Già 150 anni orsono Darwin aveva dimostrato il parallelismo perfetto esistente negli uccelli tra la forma del becco e il modo in cui si nutrono. Oggi, un’equipe di matematici e ingegneri del MIT (Massachussets Institute Of Technology) ha spiegato esattamente in che modo alcuni uccelli costieri usano il loro becco lungo e sottile per trasportare il cibo. La ricerca, pubblicata su Science, analizza il modo in cui il falaropo (genere Phalaropus) riesce a sfruttare le interazioni di superficie tra il proprio becco e le gocce d’acqua per spingere pezzi di cibo dalla punta del becco stesso alla bocca.

Queste interazioni di superficie dipendono dalle proprietà chimiche dei liquidi coinvolti, così che il falaropo (come anche altre venti specie di uccelli che usano questo meccanismo) è estremamente sensibile a qualsiasi cosa che possa contaminare la superficie dell’acqua, come detersivi o petrolio. “Alcune specie dipendono esclusivamente da questo meccanismo per nutrirsi”, dice John Bush del MIT, primo autore della ricerca, “e sono quindi particolarmente danneggiati dalle perdite di petrolio”.

Il particolare meccanismo di nutrimento di questa specie è cosa nota da molto tempo: l’animale vola sopra l’acqua in stretti cerchi, creando un vortice che attira piccoli crostacei in superficie, poi becchetta la superficie dell’acqua, catturando minuscole gocce che contengono prede intrappolate. Durante questo processo, comunque, il becco dell’animale punta verso il basso, costringendolo a “sconfiggere” la forza di gravità per far arrivare le gocce d’acqua dalla punta del becco alla bocca.

Come questo potesse essere possibile era un mistero, fino ad oggi. Quel che era sicuro era il ruolo della tensione superficiale delle singole gocce. L’equipe del MIT ha dunque costruito un modello meccanico del becco del falaropo, che ha permesso loro di studiare il processo al rallentatore. Processo che dipende da un’interazione definita isteresi dell’angolo di contatto, quella stessa interazione, ad esempio, che fa sì che le gocce di pioggia rimangano adese ai vetri delle finestre.
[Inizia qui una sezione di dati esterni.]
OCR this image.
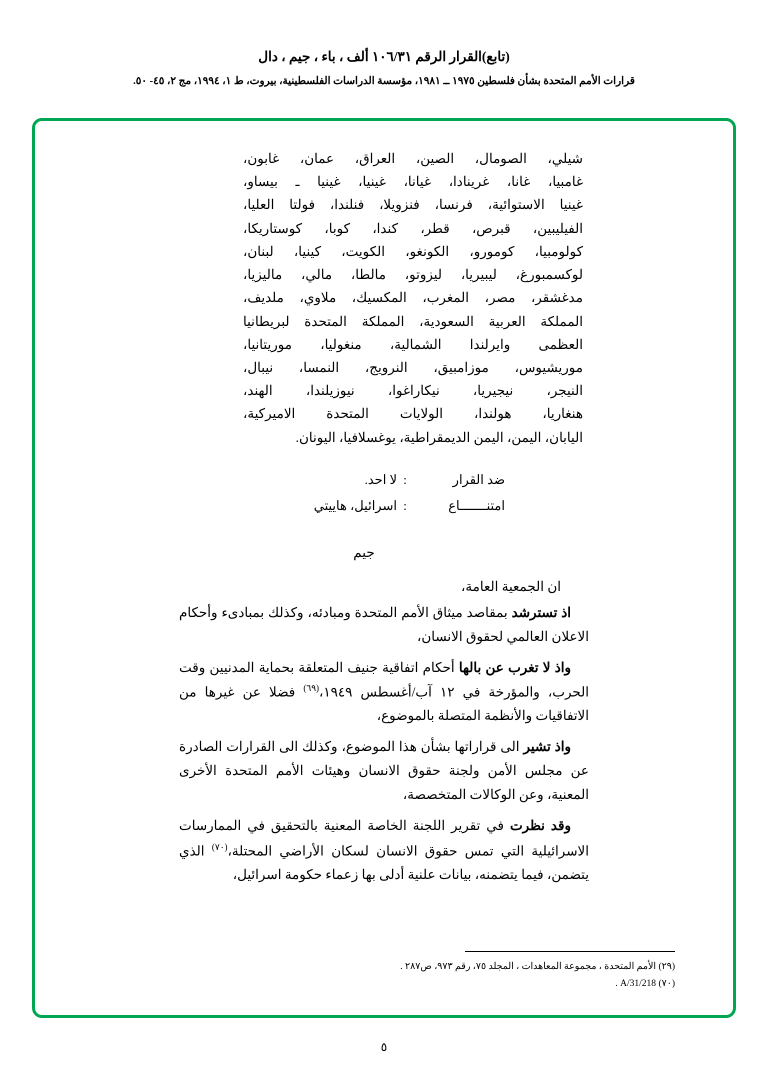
(تابع)القرار الرقم ١٠٦/٣١ ألف ، باء ، جيم ، دال
قرارات الأمم المتحدة بشأن فلسطين ١٩٧٥ ــ ١٩٨١، مؤسسة الدراسات الفلسطينية، بيروت، ط ١، ١٩٩٤، مج ٢، ٤٥- ٥٠.
شيلي، الصومال، الصين، العراق، عمان، غابون،
غامبيا، غانا، غرينادا، غيانا، غينيا، غينيا ـ بيساو،
غينيا الاستوائية، فرنسا، فنزويلا، فنلندا، فولتا العليا،
الفيليبين، قبرص، قطر، كندا، كوبا، كوستاريكا،
كولومبيا، كومورو، الكونغو، الكويت، كينيا، لبنان،
لوكسمبورغ، ليبيريا، ليزوتو، مالطا، مالي، ماليزيا،
مدغشقر، مصر، المغرب، المكسيك، ملاوي، ملديف،
المملكة العربية السعودية، المملكة المتحدة لبريطانيا
العظمى وايرلندا الشمالية، منغوليا، موريتانيا،
موريشيوس، موزامبيق، النرويج، النمسا، نيبال،
النيجر، نيجيريا، نيكاراغوا، نيوزيلندا، الهند،
هنغاريا، هولندا، الولايات المتحدة الاميركية،
اليابان، اليمن، اليمن الديمقراطية، يوغسلافيا، اليونان.
ضد القرار
:
لا احد.
امتنـــــــاع
:
اسرائيل، هاييتي
جيم
ان الجمعية العامة،

اذ تسترشد بمقاصد ميثاق الأمم المتحدة ومبادئه، وكذلك بمبادىء وأحكام الاعلان العالمي لحقوق الانسان،

واذ لا تغرب عن بالها أحكام اتفاقية جنيف المتعلقة بحماية المدنيين وقت الحرب، والمؤرخة في ١٢ آب/أغسطس ١٩٤٩،$^{(٦٩)}$ فضلا عن غيرها من الاتفاقيات والأنظمة المتصلة بالموضوع،

واذ تشير الى قراراتها بشأن هذا الموضوع، وكذلك الى القرارات الصادرة عن مجلس الأمن ولجنة حقوق الانسان وهيئات الأمم المتحدة الأخرى المعنية، وعن الوكالات المتخصصة،

وقد نظرت في تقرير اللجنة الخاصة المعنية بالتحقيق في الممارسات الاسرائيلية التي تمس حقوق الانسان لسكان الأراضي المحتلة،$^{(٧٠)}$ الذي يتضمن، فيما يتضمنه، بيانات علنية أدلى بها زعماء حكومة اسرائيل،

(٢٩) الأمم المتحدة ، مجموعة المعاهدات ، المجلد ٧٥، رقم ٩٧٣، ص٢٨٧ .
(٧٠) A/31/218 .
٥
Quello del falaropo potrebbe essere il primo caso conosciuto in cui l’isteresi dell’angolo di contatto permette il movimento delle gocce invece che impedirla.

Come funziona questo processo? Quando il becco si chiude, l’estremità della goccia che è rivolta verso la bocca si sposta verso di essa, mentre l’altra rimane ferma. Quando il becco si apre, i “ruoli” si scambiano. Questo permette alle gocce di muoversi ad una velocità di circa un metro al secondo. L’elevata efficienza di questo processo è legata alla forma del becco e, di conseguenza, al suo angolo di apertura e chiusura. Una variazione anche minima dell’angolo di apertura del becco potrebbe ridurre la velocità della goccia di un fattore 10.

La funzionalità del processo è anche legata alla cosiddetta bagnabilità del becco, cioè una misura della tendenza del liquido a disporsi in gocce piuttosto che a distribuirsi su una superficie più ampia. Il petrolio, ad esempio, è molto più “bagnante” dell’acqua, per cui tende meno a formare gocce; quindi, se il becco del falaropo viene immerso in petrolio invece che in acqua il processo non funziona.